The loneliness of the decision-maker
The Leaders Performance Institute often asks general managers, coaches and team managers what their biggest mistakes were and invariably their response is rooted in the ego of their youth and inexperience. As Wenger tells us, he is no different in this regard: “When you’re 20 years old you think you possess all the necessary qualities to succeed in life but I’m in a position today where my ego doesn’t interfere; my pride doesn’t interfere in communication any more. Experience helps you to understand what is important and get rid of all the rubbish. That means I can tell a player his haircut is not so important when it comes to being a great football player and then I can give him what he really misses in his game; what will be important for him to have the chance to be successful. We have the tools and the experience to tell him what will be important.” That includes sports science, even if Wenger feels that the modern head coach can feel ‘invaded’ at times by reams and reams of data. “Every morning at Arsenal we’d have a staff meeting where you have medical people, mental people, fitness people and you prepare the day as everyone expresses an opinion; but it’s always the same. At the end of the day, you have to make a decision. The manager is the decision-maker.”

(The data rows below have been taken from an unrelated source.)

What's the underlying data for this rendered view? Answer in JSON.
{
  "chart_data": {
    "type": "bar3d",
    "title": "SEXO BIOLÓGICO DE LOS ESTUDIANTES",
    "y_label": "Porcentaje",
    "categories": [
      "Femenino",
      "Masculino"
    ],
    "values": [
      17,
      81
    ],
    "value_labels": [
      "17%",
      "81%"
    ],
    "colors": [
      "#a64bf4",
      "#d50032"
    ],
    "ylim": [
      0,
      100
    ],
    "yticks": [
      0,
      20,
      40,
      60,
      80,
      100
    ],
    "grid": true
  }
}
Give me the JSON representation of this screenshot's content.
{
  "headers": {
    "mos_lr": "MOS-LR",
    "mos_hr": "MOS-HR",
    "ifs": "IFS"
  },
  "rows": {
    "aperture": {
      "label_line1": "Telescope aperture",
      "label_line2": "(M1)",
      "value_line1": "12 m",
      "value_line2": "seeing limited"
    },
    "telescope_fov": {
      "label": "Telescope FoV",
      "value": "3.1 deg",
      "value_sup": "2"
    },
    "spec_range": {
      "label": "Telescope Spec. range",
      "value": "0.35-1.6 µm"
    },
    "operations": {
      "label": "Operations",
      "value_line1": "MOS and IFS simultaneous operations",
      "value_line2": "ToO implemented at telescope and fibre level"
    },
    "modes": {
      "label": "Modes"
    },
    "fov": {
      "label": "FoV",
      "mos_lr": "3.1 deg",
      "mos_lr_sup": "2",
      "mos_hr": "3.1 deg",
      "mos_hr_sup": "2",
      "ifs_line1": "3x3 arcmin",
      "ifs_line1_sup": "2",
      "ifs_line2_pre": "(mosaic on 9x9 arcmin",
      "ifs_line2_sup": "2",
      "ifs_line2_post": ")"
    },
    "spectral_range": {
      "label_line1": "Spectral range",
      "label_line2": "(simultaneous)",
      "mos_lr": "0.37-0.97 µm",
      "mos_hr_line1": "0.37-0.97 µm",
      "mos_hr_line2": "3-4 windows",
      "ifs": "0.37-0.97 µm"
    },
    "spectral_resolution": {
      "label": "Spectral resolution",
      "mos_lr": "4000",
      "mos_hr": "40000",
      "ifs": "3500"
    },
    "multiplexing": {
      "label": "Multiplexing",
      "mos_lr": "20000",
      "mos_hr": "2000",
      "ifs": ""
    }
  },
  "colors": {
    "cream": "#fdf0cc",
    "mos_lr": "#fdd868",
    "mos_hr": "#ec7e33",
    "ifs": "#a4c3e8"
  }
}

This is why the right staff are so important. “Science and data can bring more knowledge and precision about how to perform,” he adds. “As well I believe that the last word is the quality of the observation, the instinct, to knowing people individually and, therefore, I believe that artificial intelligence is an important tool. The modern manager has to pragmatically select the four or five most important datasets that can help produce success on the pitch.” For now, Wenger doesn’t know his next move but there will certainly be a move in 2019. “Life is moving, competition is moving, so don’t stand still. You always have to question yourself; what is the next step? Where do I go from here? Success can encourage you to stand still; you think it worked so you continue to do that. That is the best way to get lost.”
Something tells us that Wenger will find his way.